I remember all my life being told I was too much.
I laughed too hard, too often, and too loudly. I talked too loudly too. I was too smart, too opinionated, and too bossy. I worked too hard and made other people look bad. I was too different. I cared too much, worried too much, and cried too much. I wore too much eyeliner and listened to my music too loudly.
I heard these things so often I started to believe them. I found myself quieting my laughter, speaking less, wearing less make up, not wearing my favorite clothes, and reminding myself not to be so such a know-it-all. I was dulling myself so as not to overwhelm other people and it worked.
Boys talked to me more, smiled at me and fawned over me. The people I worked with accepted me and gossiped less about me. Making new “friends” was easier.
As the queen of people pleasers I thought this was better. People did seem more pleased after all. I told myself this was ok, this was normal.
But I didn’t feel normal.
I was incredibly unhappy, depressed actually. In my attempt to not be too much I had lost my fire and sense of self, and along with those my self-worth went out the window. I let people do and say things to me I never would have stood for before. I was a punching bag, a doormat for everyone around. I was dating someone that would proudly proclaim that “I knew my place.” It was a miserable existence.

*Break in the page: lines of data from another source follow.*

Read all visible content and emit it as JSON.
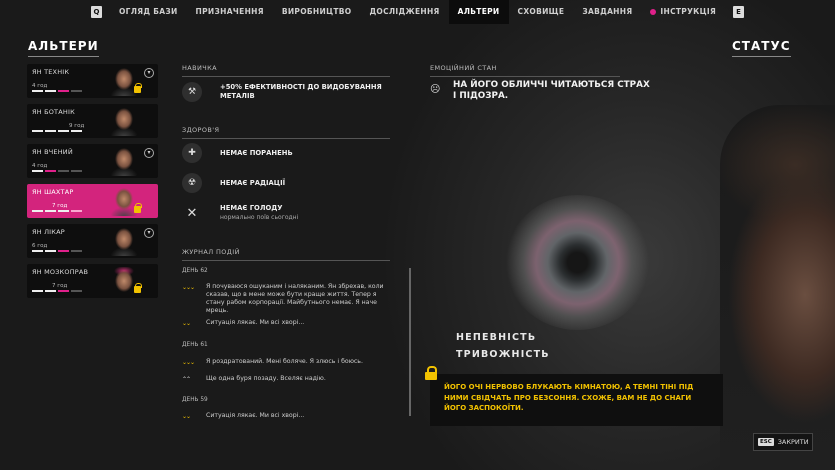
{
  "nav": {
    "key_left": "Q",
    "items": [
      "ОГЛЯД БАЗИ",
      "ПРИЗНАЧЕННЯ",
      "ВИРОБНИЦТВО",
      "ДОСЛІДЖЕННЯ",
      "АЛЬТЕРИ",
      "СХОВИЩЕ",
      "ЗАВДАННЯ",
      "ІНСТРУКЦІЯ"
    ],
    "active_index": 4,
    "key_right": "E"
  },
  "left_title": "АЛЬТЕРИ",
  "right_title": "СТАТУС",
  "alters": [
    {
      "name": "ЯН ТЕХНІК",
      "hours": "4 год",
      "selected": false,
      "locked": true,
      "chevron": true
    },
    {
      "name": "ЯН БОТАНІК",
      "hours": "9 год",
      "selected": false,
      "locked": false,
      "chevron": false
    },
    {
      "name": "ЯН ВЧЕНИЙ",
      "hours": "4 год",
      "selected": false,
      "locked": false,
      "chevron": true
    },
    {
      "name": "ЯН ШАХТАР",
      "hours": "7 год",
      "selected": true,
      "locked": true,
      "chevron": false
    },
    {
      "name": "ЯН ЛІКАР",
      "hours": "6 год",
      "selected": false,
      "locked": false,
      "chevron": true
    },
    {
      "name": "ЯН МОЗКОПРАВ",
      "hours": "7 год",
      "selected": false,
      "locked": true,
      "chevron": false
    }
  ],
  "skills": {
    "header": "НАВИЧКА",
    "text": "+50% ЕФЕКТИВНОСТІ ДО ВИДОБУВАННЯ МЕТАЛІВ",
    "icon": "pickaxe-icon"
  },
  "health": {
    "header": "ЗДОРОВ'Я",
    "items": [
      {
        "text": "НЕМАЄ ПОРАНЕНЬ",
        "sub": "",
        "icon": "bandage-icon"
      },
      {
        "text": "НЕМАЄ РАДІАЦІЇ",
        "sub": "",
        "icon": "radiation-icon"
      },
      {
        "text": "НЕМАЄ ГОЛОДУ",
        "sub": "нормально поїв сьогодні",
        "icon": "fork-knife-icon"
      }
    ]
  },
  "journal": {
    "header": "ЖУРНАЛ ПОДІЙ",
    "days": [
      {
        "day": "ДЕНЬ 62",
        "entries": [
          {
            "arrows": "⌄⌄⌄",
            "text": "Я почуваюся ошуканим і наляканим. Ян збрехав, коли сказав, що в мене може бути краще життя. Тепер я стану рабом корпорації. Майбутнього немає. Я наче мрець."
          },
          {
            "arrows": "⌄⌄",
            "text": "Ситуація лякає. Ми всі хворі..."
          }
        ]
      },
      {
        "day": "ДЕНЬ 61",
        "entries": [
          {
            "arrows": "⌄⌄⌄",
            "text": "Я роздратований. Мені боляче. Я злюсь і боюсь."
          },
          {
            "arrows": "⌃⌃",
            "text": "Ще одна буря позаду. Вселяє надію."
          }
        ]
      },
      {
        "day": "ДЕНЬ 59",
        "entries": [
          {
            "arrows": "⌄⌄",
            "text": "Ситуація лякає. Ми всі хворі..."
          }
        ]
      }
    ]
  },
  "emotional": {
    "header": "ЕМОЦІЙНИЙ СТАН",
    "text": "НА ЙОГО ОБЛИЧЧІ ЧИТАЮТЬСЯ СТРАХ І ПІДОЗРА.",
    "icon": "sad-face-icon"
  },
  "traits": [
    "НЕПЕВНІСТЬ",
    "ТРИВОЖНІСТЬ"
  ],
  "warning": {
    "text": "ЙОГО ОЧІ НЕРВОВО БЛУКАЮТЬ КІМНАТОЮ, А ТЕМНІ ТІНІ ПІД НИМИ СВІДЧАТЬ ПРО БЕЗСОННЯ. СХОЖЕ, ВАМ НЕ ДО СНАГИ ЙОГО ЗАСПОКОЇТИ.",
    "color": "#f2c200"
  },
  "close": {
    "key": "ESC",
    "label": "ЗАКРИТИ"
  },
  "colors": {
    "accent": "#d3247d",
    "warning": "#f2c200"
  }
}
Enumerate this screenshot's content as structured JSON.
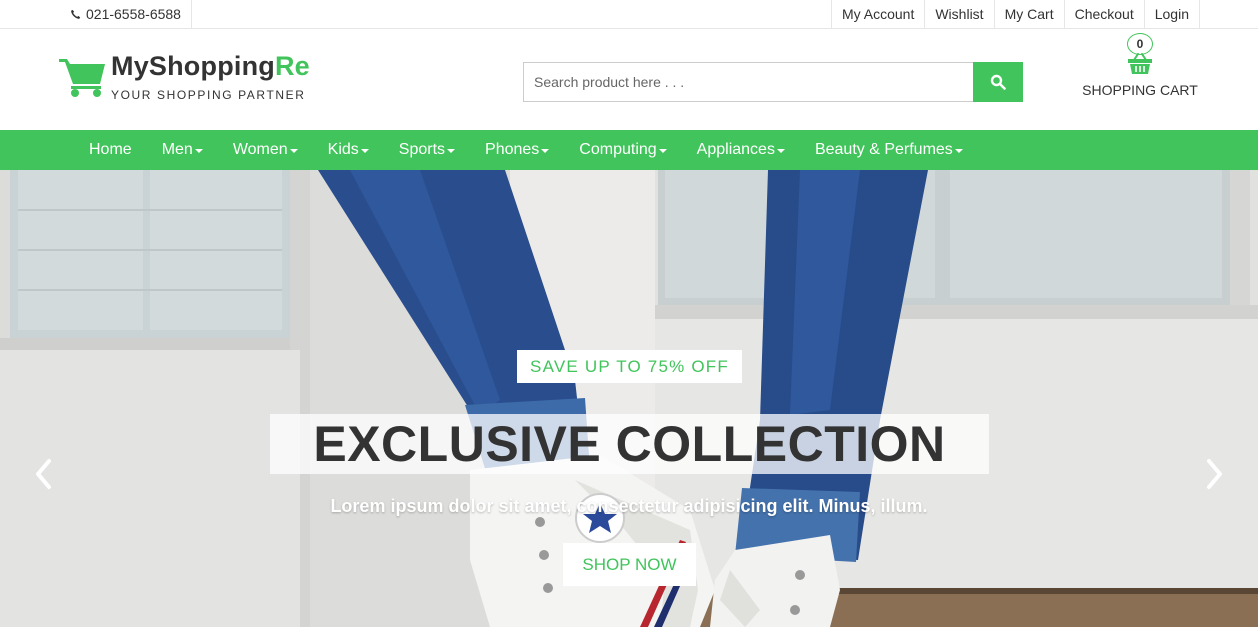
{
  "topbar": {
    "phone": "021-6558-6588",
    "links": [
      "My Account",
      "Wishlist",
      "My Cart",
      "Checkout",
      "Login"
    ]
  },
  "logo": {
    "title_main": "MyShopping",
    "title_accent": "Re",
    "tagline": "YOUR SHOPPING PARTNER",
    "icon": "shopping-cart-icon"
  },
  "search": {
    "placeholder": "Search product here . . .",
    "value": "",
    "button_icon": "search-icon"
  },
  "cart": {
    "count": "0",
    "label": "SHOPPING CART",
    "icon": "basket-icon"
  },
  "nav": {
    "items": [
      {
        "label": "Home",
        "dropdown": false
      },
      {
        "label": "Men",
        "dropdown": true
      },
      {
        "label": "Women",
        "dropdown": true
      },
      {
        "label": "Kids",
        "dropdown": true
      },
      {
        "label": "Sports",
        "dropdown": true
      },
      {
        "label": "Phones",
        "dropdown": true
      },
      {
        "label": "Computing",
        "dropdown": true
      },
      {
        "label": "Appliances",
        "dropdown": true
      },
      {
        "label": "Beauty & Perfumes",
        "dropdown": true
      }
    ]
  },
  "hero": {
    "badge": "SAVE UP TO 75% OFF",
    "title": "EXCLUSIVE COLLECTION",
    "subtitle": "Lorem ipsum dolor sit amet, consectetur adipisicing elit. Minus, illum.",
    "button": "SHOP NOW",
    "prev_icon": "chevron-left-icon",
    "next_icon": "chevron-right-icon"
  },
  "colors": {
    "accent": "#41c45b",
    "text": "#333333"
  }
}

It has taken years of deprogramming for me to learn that those people were saying more about themselves than they were me.

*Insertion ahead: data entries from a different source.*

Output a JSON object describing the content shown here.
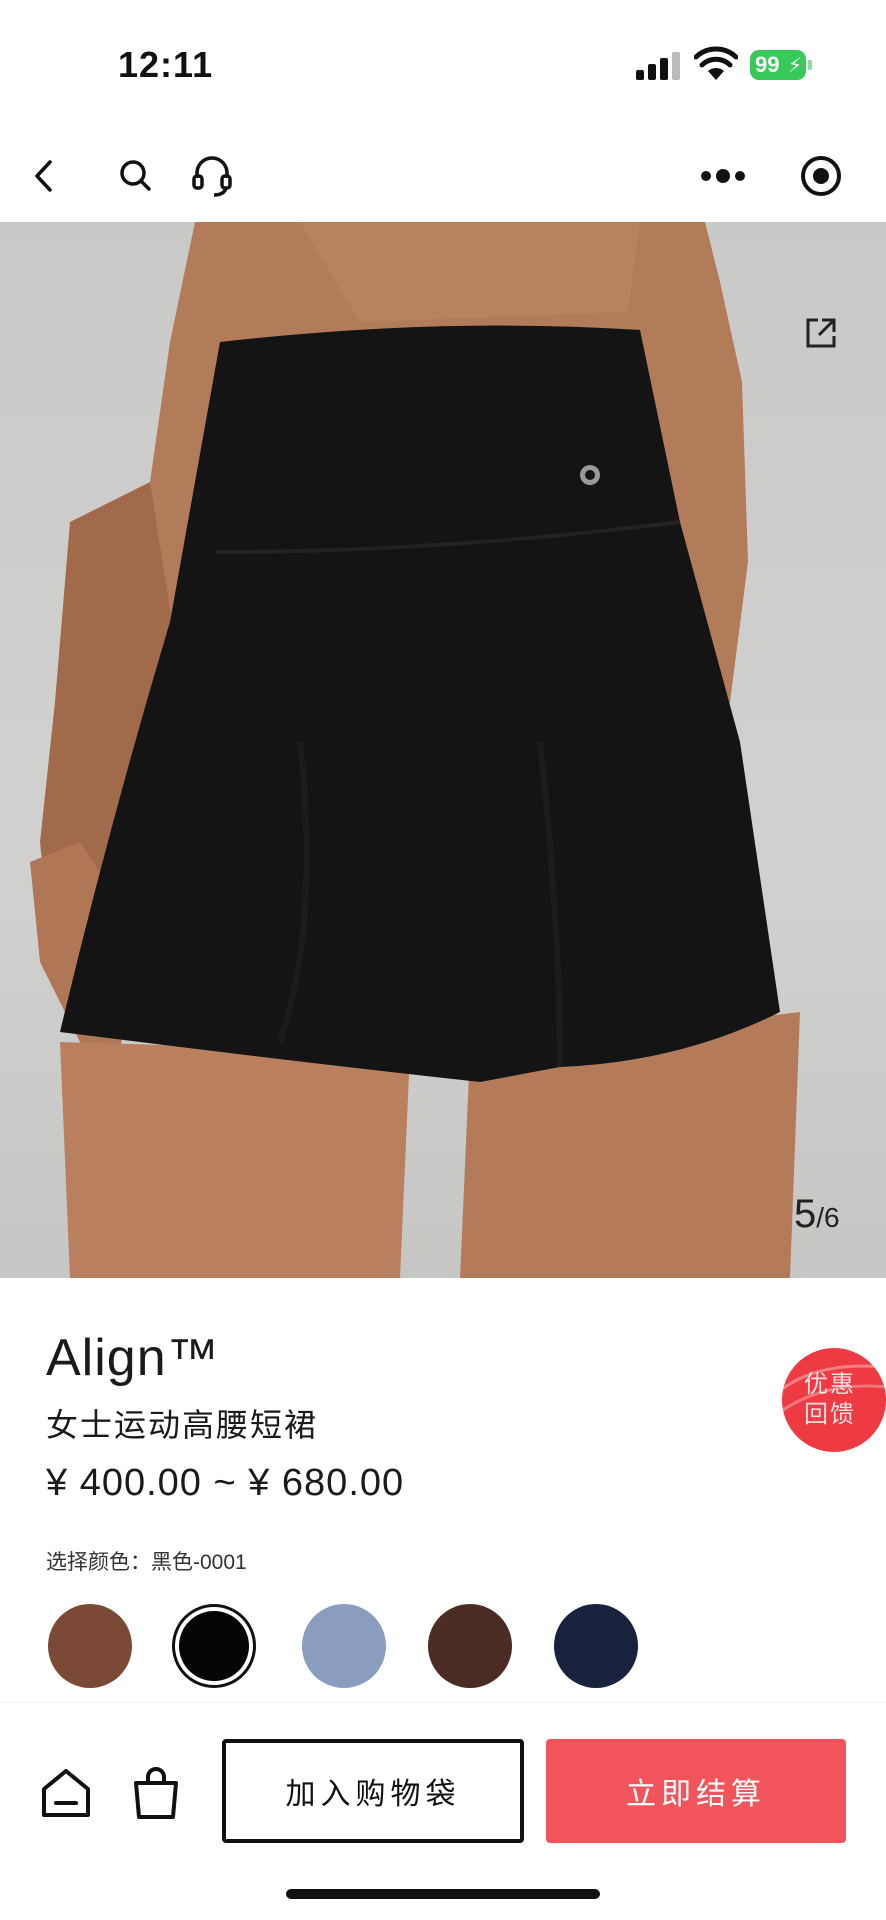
{
  "status_bar": {
    "time": "12:11",
    "battery": "99",
    "icons": [
      "signal-icon",
      "wifi-icon",
      "battery-icon"
    ]
  },
  "nav": {
    "icons": [
      "back-icon",
      "search-icon",
      "customer-service-icon",
      "more-icon",
      "close-miniprogram-icon"
    ]
  },
  "gallery": {
    "current_page": "5",
    "total_pages": "/6",
    "share_icon": "share-icon",
    "image_description_colors": {
      "skirt": "#141414",
      "skin": "#b07a58",
      "background": "#cbcbca"
    }
  },
  "product": {
    "name": "Align™",
    "subtitle": "女士运动高腰短裙",
    "price": "¥ 400.00 ~ ¥ 680.00",
    "color_label": "选择颜色：黑色-0001",
    "promo_badge": "优惠回馈",
    "promo_color": "#ee3b43",
    "swatches": [
      {
        "name": "brown",
        "color": "#7a4a37",
        "selected": false
      },
      {
        "name": "black",
        "color": "#050505",
        "selected": true
      },
      {
        "name": "denim-blue",
        "color": "#8b9dbf",
        "selected": false
      },
      {
        "name": "dark-brown",
        "color": "#4a2c24",
        "selected": false
      },
      {
        "name": "navy",
        "color": "#18223d",
        "selected": false
      }
    ]
  },
  "bottom_bar": {
    "home_icon": "home-icon",
    "bag_icon": "shopping-bag-icon",
    "add_to_bag_label": "加入购物袋",
    "checkout_label": "立即结算",
    "checkout_color": "#f2545b"
  }
}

When they told me I laughed and talked to loudly what they were saying was that they didn’t want to hear my happiness and excitement because they were lacking those things.
When they told me I was too smart, opinionated, or bossy what they were really saying was that they were intimated by me.
When they told me I worked too hard what they were saying was they didn’t like having to be held to a higher standard.
When they said I cared, worried, or cried too much what they were saying was that they were uncomfortable expressing their own emotions so my open embrace of mine bothered them.
When they told me I wore too much eyeliner and listened to that music too loudly they were telling me that they have a hard time expressing their personality outwardly so my ease with who I am was unsettling.
I let those words brush right off me now and know that the people I want in my life appreciate and embrace my authenticity. I surround myself with other women who have fully embraced themselves and work towards making sure others do too.
I am much happier and stronger now.
You are strong, smart, beautiful, kind, and exactly the right amount of you.
Never let anyone make you believe you should be anything less.